#talkingwith Apparat
In attesa del suo djset del 28 Luglio in terra abruzzese, in occasione del Siren Festival, L'Officiel Italia ha intervistato Sascha Ring, classe 1978, meglio conosciuto come Apparat.
"Apparat": come mai questo nome?
Ho creato questo nome ormai tanto tempo fa, quasi non ne ricordo neanche il perché. Il mio amore per la techno è iniziato per caso: oggi è forse diventato troppo scontato, soprattutto se si considera la musica elettronica fredda.
Qual è stato il tuo set preferito? E qual è il tuo club/luogo preferito?
Non ho un club o un locale preferito, sono tantissimi e spesso dipende da cosa devo fare. Ci sono luoghi dove si respira la “clubculture”, altri dove è meglio fare (e vivere) concerti. Un bell’esempio è Parigi: sempre super concerti, il pubblico è fantastico, però se suono come DJ non è la stessa cosa, è completamente diverso dall’esibirsi in concerto. Non lavoro molto come DJ: per me è più un passatempo, un gioco. Sono tanto in giro con il progetto Moderat ed è tutto un altro mondo.
Il tuo legame con la moda?
In realtà è un amore-odio. Rientro nel classico look berlinese: total black, soprattutto Rick Owens, silhouette strette, over e maxi. Quello che mi infastidisce è che adesso questo stile è diventato in qualche modo l’oufit convenzionale per andare al Berghain.
Cosa troveremmo nella tua playlist?
In questo periodo poco: quando faccio musica per me, non ascolto nulla. Però adesso cominciano i viaggi e ho sistemato la mia playlist. Nella mia vita non ho mai ascoltato i Beatles; due o tre settimane fa, invece, ho scaricato “Sergeant Pepper’s” e ho pensato: “Faccio musica da tanto tempo eppure non so niente dei Beatles!” Ecco, finalemente, nella mia ultima playlist c’è anche “Sergeant Pepper’s Lonely Hearts Club”. Poi per esempio c’è il nuovo album degli “Slowdive”. Se facessi musica rock come loro, il mio album sarebbe esattamente così: molto melodico e con tanta chitarra. Mi sto anche dedicando alla musica hippie perché sto lavorando a un nuovo film con Mario Martone, un regista italiano con chi ho già collaborato, ma non posso ancora svelare troppo. Di recente ho anche scaricato un disco super “cool”: si chiama “A Crimson Grail” di Rhys Chapman, un compositore new yorkese di cui non avevo mai sentito niente, fa minimal music con uno stile “hippie”, a mio avviso. Insomma, ascolto tanto di tutto.

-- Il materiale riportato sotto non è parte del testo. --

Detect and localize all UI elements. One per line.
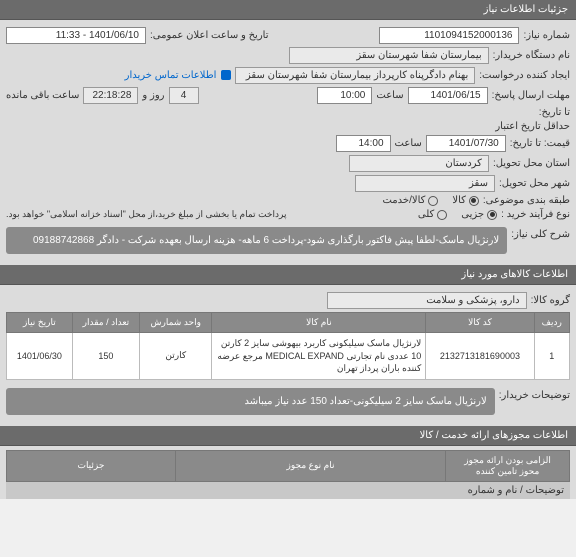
field-public-datetime: 1401/06/10 - 11:33 [6,27,146,44]
label-price-until: قیمت: تا تاریخ: [510,138,570,149]
th-permit-name: نام نوع مجوز [175,450,445,481]
th-date: تاریخ نیاز [7,313,73,333]
radio-label: جزیی [461,209,484,220]
label-device: نام دستگاه خریدار: [493,50,570,61]
field-remaining-days: 4 [169,87,199,104]
permits-table: الزامی بودن ارائه مجوز محوز تامین کننده … [6,450,570,482]
label-day-and: روز و [142,90,164,101]
th-qty: تعداد / مقدار [72,313,139,333]
panel-items: گروه کالا: دارو، پزشکی و سلامت ردیف کد ک… [0,285,576,426]
items-table: ردیف کد کالا نام کالا واحد شمارش تعداد /… [6,312,570,380]
th-mandatory-line1: الزامی بودن ارائه مجوز [450,455,565,466]
td-row: 1 [534,333,569,380]
field-province: کردستان [349,155,489,172]
table-row: 1 2132713181690003 لارنژیال ماسک سیلیکون… [7,333,570,380]
th-mandatory-line2: محوز تامین کننده [450,466,565,477]
label-buyer-notes: توضیحات خریدار: [499,384,570,401]
field-city: سقز [355,175,495,192]
field-response-date: 1401/06/15 [408,87,488,104]
purchase-note: پرداخت تمام یا بخشی از مبلغ خرید،از محل … [6,209,286,220]
label-hour2: ساعت [395,138,422,149]
td-unit: کارتن [140,333,212,380]
radio-item-kala-khedmat[interactable]: کالا/خدمت [382,195,438,206]
label-remaining: ساعت باقی مانده [6,90,79,101]
panel-info: شماره نیاز: 1101094152000136 تاریخ و ساع… [0,20,576,265]
label-until-date: تا تاریخ: [539,107,570,118]
label-response-deadline: مهلت ارسال پاسخ: [492,90,570,101]
label-need-number: شماره نیاز: [523,30,570,41]
contact-link-text: اطلاعات تماس خریدار [125,70,217,81]
radio-item-partial[interactable]: جزیی [461,209,497,220]
th-code: کد کالا [426,313,534,333]
field-device: بیمارستان شفا شهرستان سقز [289,47,489,64]
label-goods-group: گروه کالا: [531,295,570,306]
field-remaining-time: 22:18:28 [83,87,138,104]
radio-label: کلی [418,209,434,220]
section-header-items: اطلاعات کالاهای مورد نیاز [0,265,576,285]
td-name: لارنژیال ماسک سیلیکونی کاربرد بیهوشی سای… [212,333,426,380]
th-mandatory: الزامی بودن ارائه مجوز محوز تامین کننده [446,450,570,481]
footer-left: توضیحات / نام و شماره [468,485,564,496]
th-unit: واحد شمارش [140,313,212,333]
td-code: 2132713181690003 [426,333,534,380]
field-response-time: 10:00 [317,87,372,104]
th-details: جزئیات [7,450,176,481]
field-validity-date: 1401/07/30 [426,135,506,152]
section-header-info: جزئیات اطلاعات نیاز [0,0,576,20]
field-need-number: 1101094152000136 [379,27,519,44]
label-hour1: ساعت [376,90,403,101]
section-header-permits: اطلاعات مجوزهای ارائه خدمت / کالا [0,426,576,446]
td-date: 1401/06/30 [7,333,73,380]
radio-label: کالا [452,195,466,206]
classification-radio-group: کالا کالا/خدمت [382,195,478,206]
label-requester: ایجاد کننده درخواست: [479,70,570,81]
radio-icon [437,210,447,220]
image-icon [221,70,231,80]
label-province: استان محل تحویل: [493,158,570,169]
radio-icon [487,210,497,220]
td-qty: 150 [72,333,139,380]
th-row: ردیف [534,313,569,333]
radio-icon [428,196,438,206]
field-validity-time: 14:00 [336,135,391,152]
radio-icon [469,196,479,206]
radio-label: کالا/خدمت [382,195,425,206]
label-general-desc: شرح کلی نیاز: [511,223,570,240]
label-purchase-type: نوع فرآیند خرید : [501,209,570,220]
label-city: شهر محل تحویل: [499,178,570,189]
contact-link[interactable]: اطلاعات تماس خریدار [125,70,232,81]
radio-item-kala[interactable]: کالا [452,195,479,206]
purchase-radio-group: جزیی کلی [418,209,497,220]
th-name: نام کالا [212,313,426,333]
label-min-validity: حداقل تاریخ اعتبار [480,121,570,132]
panel-permits: الزامی بودن ارائه مجوز محوز تامین کننده … [0,446,576,499]
general-desc-box: لارنژیال ماسک-لطفا پیش فاکتور بارگذاری ش… [6,227,507,254]
radio-item-total[interactable]: کلی [418,209,447,220]
buyer-notes-box: لارنژیال ماسک سایز 2 سیلیکونی-تعداد 150 … [6,388,495,415]
label-classification: طبقه بندی موضوعی: [483,195,570,206]
field-goods-group: دارو، پزشکی و سلامت [327,292,527,309]
label-public-datetime: تاریخ و ساعت اعلان عمومی: [150,30,269,41]
field-requester: بهنام دادگرپناه کارپرداز بیمارستان شفا ش… [235,67,475,84]
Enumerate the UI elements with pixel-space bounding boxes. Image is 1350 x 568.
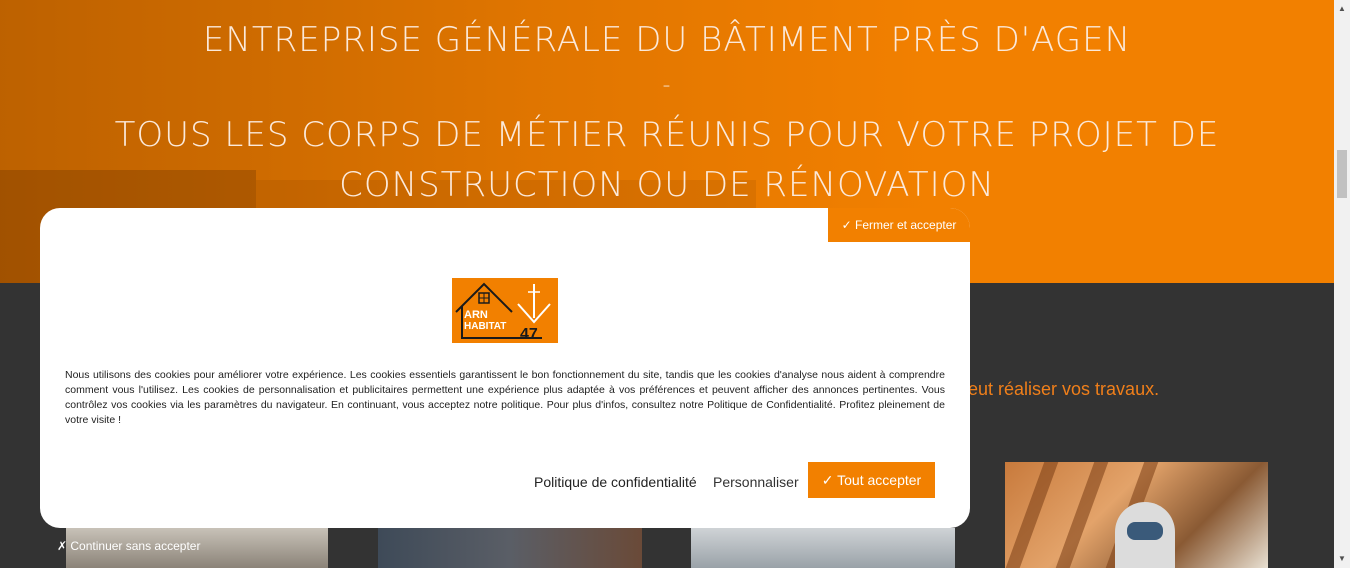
service-card-image-4[interactable] [1005, 462, 1268, 568]
scroll-down-arrow-icon[interactable]: ▼ [1334, 552, 1350, 566]
worker-mask [1127, 522, 1163, 540]
svg-text:47: 47 [520, 326, 538, 343]
section-subtitle: eut réaliser vos travaux. [968, 379, 1160, 399]
hero-title-line-3: CONSTRUCTION OU DE RÉNOVATION [339, 165, 995, 205]
accept-all-button[interactable]: ✓ Tout accepter [808, 462, 935, 498]
page-scrollbar[interactable]: ▲ ▼ [1334, 0, 1350, 568]
privacy-policy-link[interactable]: Politique de confidentialité [534, 474, 697, 490]
arn-habitat-logo: ARN HABITAT 47 [452, 278, 558, 343]
hero-title-separator: - [662, 73, 672, 98]
continue-without-accepting-link[interactable]: ✗ Continuer sans accepter [57, 539, 200, 553]
roof-beam [1005, 462, 1059, 568]
hero-heading: ENTREPRISE GÉNÉRALE DU BÂTIMENT PRÈS D'A… [0, 18, 1334, 210]
house-logo-icon: ARN HABITAT 47 [455, 282, 551, 343]
cookie-consent-dialog: ✓ Fermer et accepter ARN HABITAT 47 Nous… [40, 208, 970, 528]
service-card-image-2[interactable] [378, 528, 642, 568]
scroll-thumb[interactable] [1337, 150, 1347, 198]
hero-title-line-2: TOUS LES CORPS DE MÉTIER RÉUNIS POUR VOT… [114, 115, 1220, 155]
svg-text:HABITAT: HABITAT [464, 321, 506, 332]
roof-beam [1055, 462, 1109, 568]
hero-title-line-1: ENTREPRISE GÉNÉRALE DU BÂTIMENT PRÈS D'A… [202, 20, 1132, 60]
close-and-accept-button[interactable]: ✓ Fermer et accepter [828, 208, 970, 242]
cookie-message: Nous utilisons des cookies pour améliore… [65, 369, 945, 426]
scroll-up-arrow-icon[interactable]: ▲ [1334, 2, 1350, 16]
service-card-image-3[interactable] [691, 528, 955, 568]
customize-link[interactable]: Personnaliser [713, 474, 799, 490]
svg-text:ARN: ARN [464, 309, 488, 321]
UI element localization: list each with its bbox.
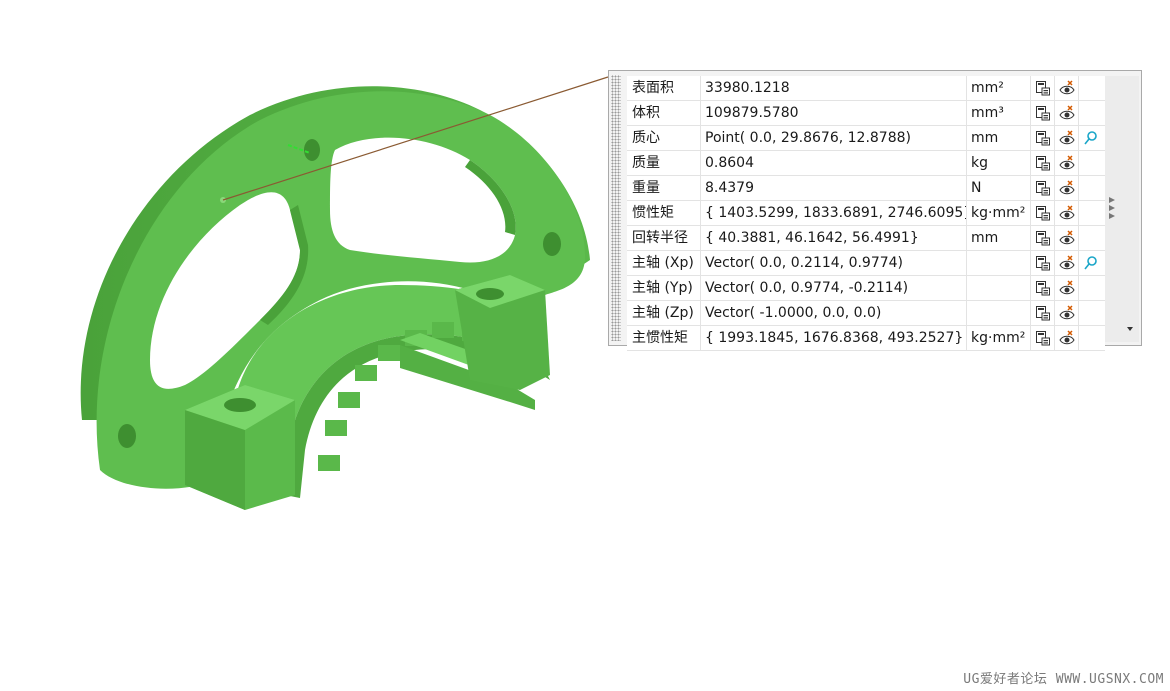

Tre parole per descrivere il tuo stile musicale.
Eclettico: suono stili di musica molto diversi tra loro. Melodico, perché ho sempre avuto un debole per la musica melodica e, ultimamente, psichedelico. Mi piacciono le frequenze che si ripetono, quelle che sembrano trasportarti in altri mondi.
Dove trovi i dischi che usi per i tuoi DJ set?
Da quando mi sono trasferito a Berlino, ormai quasi venti anni fa, vado sempre nello stesso negozio: esiste da almeno trent’anni e si chiama “Hard Wax”. È un negozio iconico, un vero simbolo della città.
Come ti prepari per i tuoi concerti?
Non suono molto come dj, per me è più un gioco e, proprio per questo, non sono abituato, quindi mi devo preparare dall’inizio per ogni show. Se lo fai molto spesso, per lavoro, due o tre volte a settimana, diventa una routine, per me è diverso: ogni volta seguo quasi un rituale e ho bisogno di almeno tre o quattro giorni per prepararmi e mettere in ordine le idee.
Grazie a programmi “user-friendly”, app e piattaforme, diventare DJ sembra molto semplice. Cosa ne pensi?
Spesso, e senza pensare, dico che non è molto difficile essere un DJ. C’è così tanta tecnologia ad aiutare che in fin dei conti ognuno può essere un DJ; questo non vuol dire però che chiunque possa essere un bravo DJ. Ciò che serve per sbancare in questo mondo è qualcosa che nessun programma può insegnare o simulare, ossia l’empatia: bisogna adeguarsi e capire il proprio pubblico, leggere la gente e interagire con il pubblico. Alla fine gli ingredienti sono due: talento e grande allenamento. E forse posso dire di aver più uno dell’altro.